Comme les autres déplacés internes, le vœu le plus cher de Salou Dicko c’est de retourner à Sona pour reprendre une vie « normale » et offrir la chance à ses deux enfants de poursuivre leur scolarité interrompue brusquement en classe de CE1. « C’est ce que je veux vraiment. S’ils vont à l’école, à la longue, ce sont eux qui vont s’occuper de moi et de la famille », dit-il d’une petite voix.

La crise sanitaire, l’autre danger oublié…

En mi-Août, le Programme alimentaire mondial a distribué des vivres pour deux mois au ménages vulnérables de la province du Soum

Selon le profilage des personnes déplacées internes effectué par le Haut-Commissariat des Nations Unies pour les réfugiés (UNHCR) et publié en janvier 2019, le premier besoin indiqué par 80% des ménages est l’accès à l’alimentation. Le même besoin a été exprimé par 14% des ménages en tant que besoin secondaire et 4% des ménages en tant que troisième besoin prioritaire. En cumulant les réponses sur les trois besoins prioritaires, l’alimentation est indiquée par 98% des ménages, 44% des ménages pour les abris et 34% des ménages pour les biens non alimentaires.

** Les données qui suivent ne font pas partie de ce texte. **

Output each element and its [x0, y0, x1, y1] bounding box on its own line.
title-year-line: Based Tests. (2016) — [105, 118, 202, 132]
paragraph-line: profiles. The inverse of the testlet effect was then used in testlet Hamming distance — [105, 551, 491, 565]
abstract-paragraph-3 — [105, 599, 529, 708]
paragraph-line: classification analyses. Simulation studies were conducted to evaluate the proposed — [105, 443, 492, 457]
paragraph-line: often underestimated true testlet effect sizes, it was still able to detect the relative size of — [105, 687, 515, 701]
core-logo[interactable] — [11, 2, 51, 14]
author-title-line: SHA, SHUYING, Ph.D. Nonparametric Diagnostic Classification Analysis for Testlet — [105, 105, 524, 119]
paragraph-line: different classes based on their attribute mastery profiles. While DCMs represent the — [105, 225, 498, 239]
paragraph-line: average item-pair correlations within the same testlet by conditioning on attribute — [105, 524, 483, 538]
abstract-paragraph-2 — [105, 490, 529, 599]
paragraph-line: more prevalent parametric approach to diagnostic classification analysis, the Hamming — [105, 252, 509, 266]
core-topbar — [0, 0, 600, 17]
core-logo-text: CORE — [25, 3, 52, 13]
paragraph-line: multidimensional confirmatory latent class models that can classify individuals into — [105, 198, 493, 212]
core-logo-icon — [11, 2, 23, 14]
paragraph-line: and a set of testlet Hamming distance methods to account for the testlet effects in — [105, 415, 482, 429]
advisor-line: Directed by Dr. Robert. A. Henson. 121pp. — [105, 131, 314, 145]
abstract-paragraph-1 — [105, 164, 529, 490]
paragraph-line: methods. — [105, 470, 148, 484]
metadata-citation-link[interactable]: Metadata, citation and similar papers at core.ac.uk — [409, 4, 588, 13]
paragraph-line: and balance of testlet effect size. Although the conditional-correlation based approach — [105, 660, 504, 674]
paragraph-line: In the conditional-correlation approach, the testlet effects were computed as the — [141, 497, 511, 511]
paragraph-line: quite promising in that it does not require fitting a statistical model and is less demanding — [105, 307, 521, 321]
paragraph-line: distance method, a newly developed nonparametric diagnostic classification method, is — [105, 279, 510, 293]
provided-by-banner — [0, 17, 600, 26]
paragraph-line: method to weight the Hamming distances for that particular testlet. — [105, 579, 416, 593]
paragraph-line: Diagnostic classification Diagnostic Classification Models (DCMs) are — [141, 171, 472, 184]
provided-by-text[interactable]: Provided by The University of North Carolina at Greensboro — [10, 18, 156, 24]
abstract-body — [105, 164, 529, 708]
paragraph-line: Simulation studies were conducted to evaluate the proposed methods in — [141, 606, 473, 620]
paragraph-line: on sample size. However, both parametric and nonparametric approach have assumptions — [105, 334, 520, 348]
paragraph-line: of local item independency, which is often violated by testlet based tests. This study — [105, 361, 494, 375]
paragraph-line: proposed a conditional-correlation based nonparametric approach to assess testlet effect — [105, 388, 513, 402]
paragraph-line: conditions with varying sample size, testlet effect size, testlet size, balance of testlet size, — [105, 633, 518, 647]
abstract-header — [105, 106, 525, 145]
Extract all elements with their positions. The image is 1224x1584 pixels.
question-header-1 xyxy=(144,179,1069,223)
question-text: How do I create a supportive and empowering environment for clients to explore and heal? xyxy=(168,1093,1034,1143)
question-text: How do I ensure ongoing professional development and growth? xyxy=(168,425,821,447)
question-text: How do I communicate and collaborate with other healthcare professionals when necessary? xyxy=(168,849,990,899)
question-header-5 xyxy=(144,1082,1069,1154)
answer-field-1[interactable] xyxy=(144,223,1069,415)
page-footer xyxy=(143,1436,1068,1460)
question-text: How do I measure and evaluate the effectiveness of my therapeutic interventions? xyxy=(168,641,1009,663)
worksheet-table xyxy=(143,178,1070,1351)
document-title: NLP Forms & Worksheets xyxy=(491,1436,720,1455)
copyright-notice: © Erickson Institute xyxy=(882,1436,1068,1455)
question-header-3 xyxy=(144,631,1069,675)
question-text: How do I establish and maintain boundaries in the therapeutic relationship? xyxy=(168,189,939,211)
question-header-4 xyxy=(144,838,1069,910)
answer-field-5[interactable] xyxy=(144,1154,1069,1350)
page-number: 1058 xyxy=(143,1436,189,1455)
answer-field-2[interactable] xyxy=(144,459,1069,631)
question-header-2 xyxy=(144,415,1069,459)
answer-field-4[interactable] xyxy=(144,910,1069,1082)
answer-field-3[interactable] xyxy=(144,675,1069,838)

Pour 40% des ménages, au moins un membre de la famille est tombé malade depuis leur arrivée. Le paludisme (79%), la toux (37%), la diarrhée (20%) et les maladies chroniques (5%) sont les problèmes de santé les plus fréquents aussi bien au niveau des adultes que des enfants de moins de 5 ans.

« Nous sommes préoccupés pour les centaines de milliers de personnes dont l’accès aux soins de santé devient chaque jour plus difficile, du fait de ces violences », avait déclaré Peter Maurer président du CICR lors d’une conférence de presse animée le 6 septembre 2019 à Ouagadougou. Tout en appelant à la mobilisation de la communauté internationale, Peter Maurer prévenait que les déplacements de populations et la fermeture des centres de santé peuvent avoir d’énormes conséquences sanitaires. « C’est sur une longue durée que les maladies qu’on croyait disparues vont réapparaître, si la situation perdure », alertait-il.

Moussa Boukary, ressortissant de Soboulé, cultivateur et chef d’une famille de 15 personnes vient de recevoir ses vivres du PAM

En effet, la crise sécuritaire a entraîné la fermeture de 60 formations sanitaires tandis que les prestations ont été considérablement affectées dans 65 autres. Selon l’Agence de l’ONU pour la coordination des affaires humanitaires (OCHA), près de 626 000 personnes n’ont plus accès ou ont un accès limité aux services de santé.

Malgré la menace permanente à Djibo, les organisations humanitaires sont aux côtés des populations déplacées. « Outre les actions de réponses humanitaires d’urgence, de résilience et de construction de la paix, nous réaffirmons notre engagement à être aux côtés de toutes les communautés affectées sans aucune distinction, dans le respect strict des principes humanitaires de neutralité, d’impartialité, d’indépendance et d’humanité », réaffirmaient douze ONGs le 10 avril 2019 à travers une déclaration, non sans rappeler à l’Etat que les acteurs humanitaires éprouvent des difficultés à apporter une assistance appropriée compte tenu du contexte sécuritaire et de la faible mobilisation des ressources financières.